Khema Baba Temple (खेमा बाबा मंदिर) is a Hindu temple dedicated to folk deity, Lord Sidh Shree Khema Baba located near a sand dune, in Baytu, Barmer District of Rajasthan at Latitude 25.89201°N and Longitude 71.77074°E. It is 48 km from Barmer District. It is situated at a distance of 800m from Railway station and Govt bus stand Baytu.

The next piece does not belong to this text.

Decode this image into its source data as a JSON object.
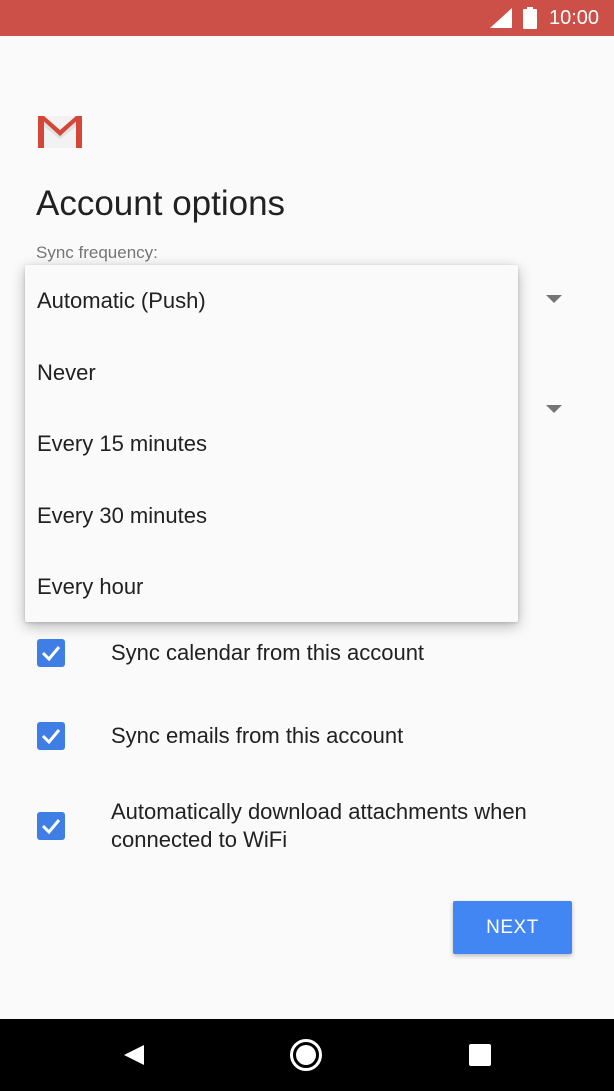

Khema Baba was a social reformer born in village Baytu Bhopji in Baytu. He was a revered person in Rajasthan as well as in Gujarat. This temple in Baytu headquarter to commemorate him. Fairs are organized every year on magha sudi 9 and bhadrapada sudi 9, in which thousands of people take part from different Region of marwar and around.

==Renovation==
Beginning in October 2020, renovations to the temple are underway, and as of December 2022, work is still being done. The Samadhi Sthal of Khema Baba is the foundation for the temple.

==Panorama==

In March 2024, Rajasthan Chief Minister Bhajanlal Sharma announced the construction of a panorama dedicated to Khema Baba in Baytu, Balotra. This initiative, part of a larger effort to preserve the state’s cultural heritage, aims to educate the youth about Rajasthan's historical roots and values.